In the event that we need to contact you, please provide your contact information.
By signing this card you give us permission to publish your testimony. Submittal does not guarantee publication.
The Oldest Water in the World?
From the maker of "the Bible," "People," and "the Universe," comes "Rivers of Eden Purified Water." Just in case you were wondering, this is the libation of choice at LWCC. They have these coolers set up all around the campus. I couldn't help but notice them and their delightful invitations to drink. The verbal consonance of "drink" or "drinking" in religious practice is something with a significant history in the Bible, from imbibing waters to wines and other liquors. But it is also very sacramental. Here we are faced with the refreshment of the body, which by chance or design becomes a metaphor for a refreshment of the soul. "Rivers of Eden" is no accident of the "Capital Gains Sub-Committee" of the Church polity. It has great "well springs" of potential and meaning, least of all is the power to slake. But let's not get too fresh with this, or act as the provocateurs of the mega-church narratives. As long as it is water for body and soul, I'm sure it is fine.
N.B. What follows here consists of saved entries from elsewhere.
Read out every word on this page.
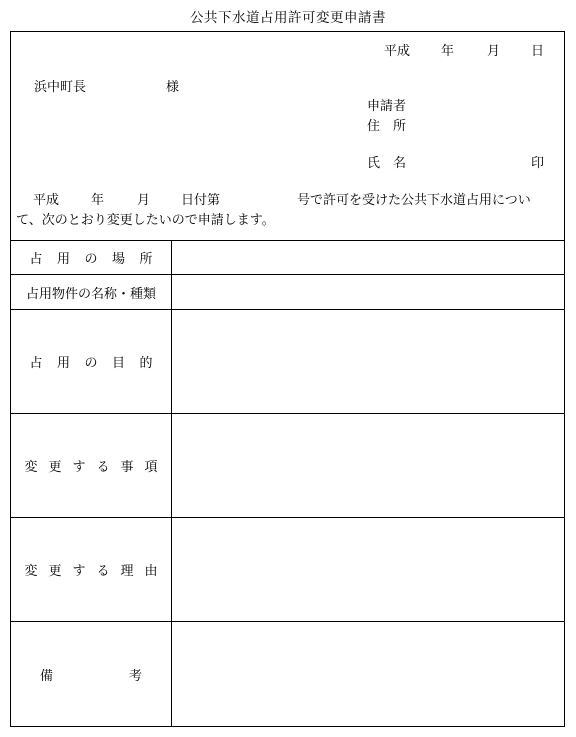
公共下水道占用許可変更申請書
平成 年	月 日
浜中町長	様
申請者
住　所
氏　名	印
平成 年	月 日付第	号で許可を受けた公共下水道占用につい
て、次のとおり変更したいので申請します。
占用の場所
占用物件の名称・種類
占用の目的
変更する事項
変更する理由
備	考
Add some flavored powders and you'll start scaring people off. That's how powerful that symbol of the 1970s still is.
The last word on this must be a mention of two things: the hyper-web of ministries that targets almost every level of society and the Joseph Center School of Business, which trains individuals in succeeding as Christian business owners and practitioners. The first of these is, in many ways, a business model: Dr. Winston has everything from "enterprise ministry" to "grant writing ministry" to "administrative ministry." Everything's a ministry! And so naturally this ministry flows into his business school and vice versa.
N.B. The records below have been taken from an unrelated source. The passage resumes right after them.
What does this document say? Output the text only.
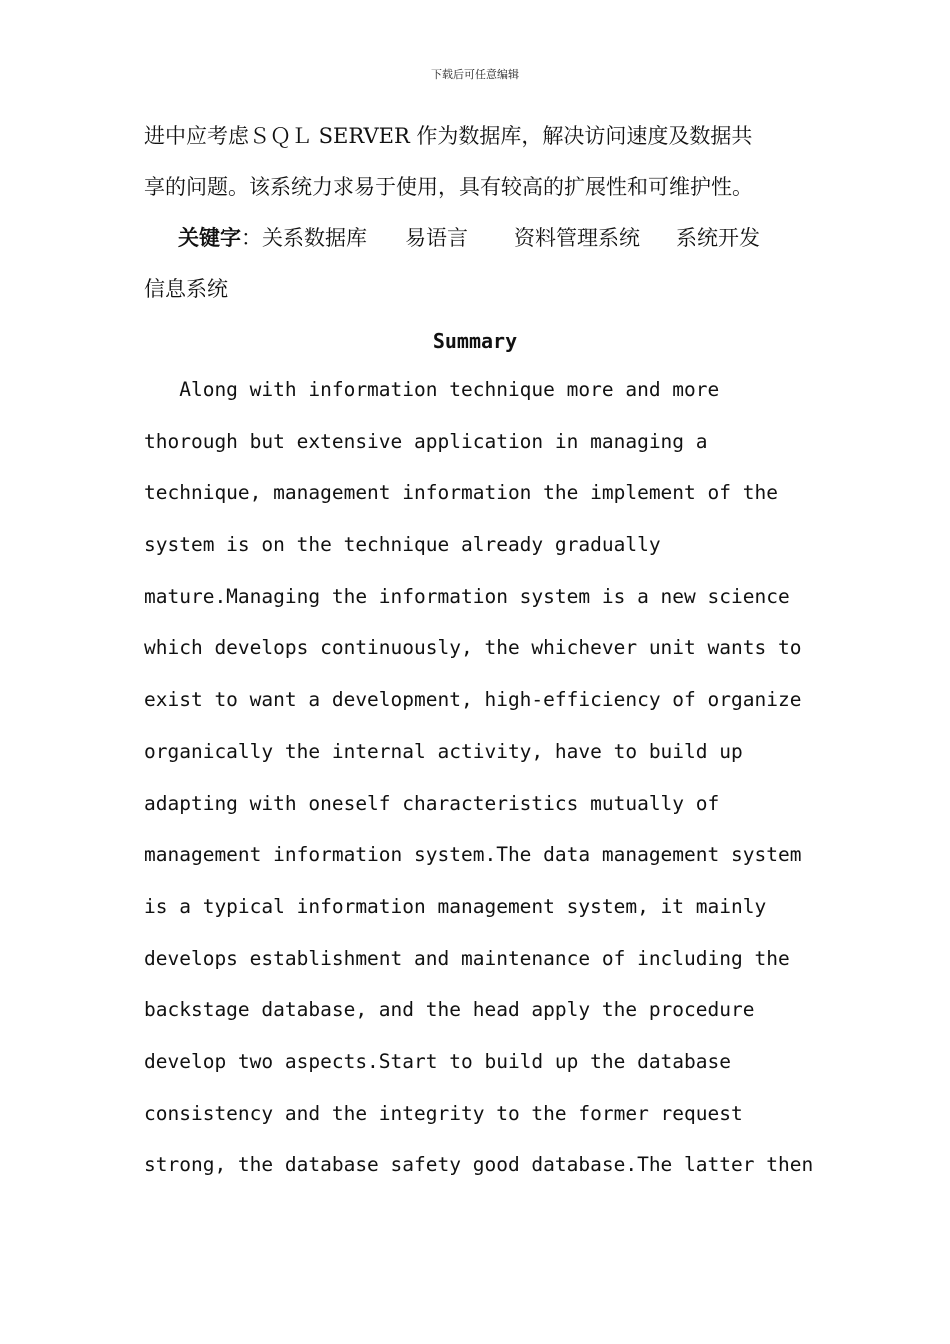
下载后可任意编辑
进中应考虑ＳＱＬ SERVER 作为数据库，解决访问速度及数据共
享的问题。该系统力求易于使用，具有较高的扩展性和可维护性。
关键字：关系数据库 易语言 资料管理系统 系统开发
信息系统
Summary
Along with information technique more and more
thorough but extensive application in managing a
technique, management information the implement of the
system is on the technique already gradually
mature.Managing the information system is a new science
which develops continuously, the whichever unit wants to
exist to want a development, high-efficiency of organize
organically the internal activity, have to build up
adapting with oneself characteristics mutually of
management information system.The data management system
is a typical information management system, it mainly
develops establishment and maintenance of including the
backstage database, and the head apply the procedure
develop two aspects.Start to build up the database
consistency and the integrity to the former request
strong, the database safety good database.The latter then
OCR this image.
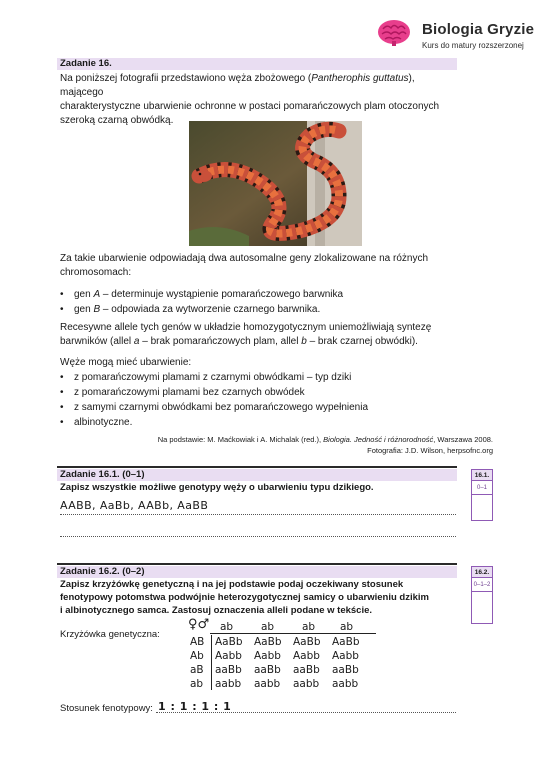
Biologia Gryzie
Kurs do matury rozszerzonej
Zadanie 16.
Na poniższej fotografii przedstawiono węża zbożowego (Pantherophis guttatus), mającego
charakterystyczne ubarwienie ochronne w postaci pomarańczowych plam otoczonych
szeroką czarną obwódką.
Za takie ubarwienie odpowiadają dwa autosomalne geny zlokalizowane na różnych
chromosomach:
• gen A – determinuje wystąpienie pomarańczowego barwnika
• gen B – odpowiada za wytworzenie czarnego barwnika.
Recesywne allele tych genów w układzie homozygotycznym uniemożliwiają syntezę
barwników (allel a – brak pomarańczowych plam, allel b – brak czarnej obwódki).
Węże mogą mieć ubarwienie:
• z pomarańczowymi plamami z czarnymi obwódkami – typ dziki
• z pomarańczowymi plamami bez czarnych obwódek
• z samymi czarnymi obwódkami bez pomarańczowego wypełnienia
• albinotyczne.
Na podstawie: M. Maćkowiak i A. Michalak (red.), Biologia. Jedność i różnorodność, Warszawa 2008.
Fotografia: J.D. Wilson, herpsofnc.org
Zadanie 16.1. (0–1)
Zapisz wszystkie możliwe genotypy węży o ubarwieniu typu dzikiego.
AABB, AaBb, AABb, AaBB
16.1.
0–1
Zadanie 16.2. (0–2)
Zapisz krzyżówkę genetyczną i na jej podstawie podaj oczekiwany stosunek
fenotypowy potomstwa podwójnie heterozygotycznej samicy o ubarwieniu dzikim
i albinotycznego samca. Zastosuj oznaczenia alleli podane w tekście.
16.2.
0–1–2
Krzyżówka genetyczna:
♀♂ ab	ab	ab	ab
AB	AaBb	AaBb	AaBb	AaBb
Ab	Aabb	Aabb	Aabb	Aabb
aB	aaBb	aaBb	aaBb	aaBb
ab	aabb	aabb	aabb	aabb
Stosunek fenotypowy: 1 : 1 : 1 : 1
Without a doubt this was quite a surprise. I slipped out of my Alice rabbit hole; I was no longer a giant or a mushroom or a dream. But I now know that any trip to a Christian bookstore is not an ordinary trip, but an adventure. And you might just learn something new: like when I said "thanks" and "good-bye" to the store clerk, I got a heroic "God Bless You!" in return. Well, what the heck. I guess I don't mind being "blessed" for a day.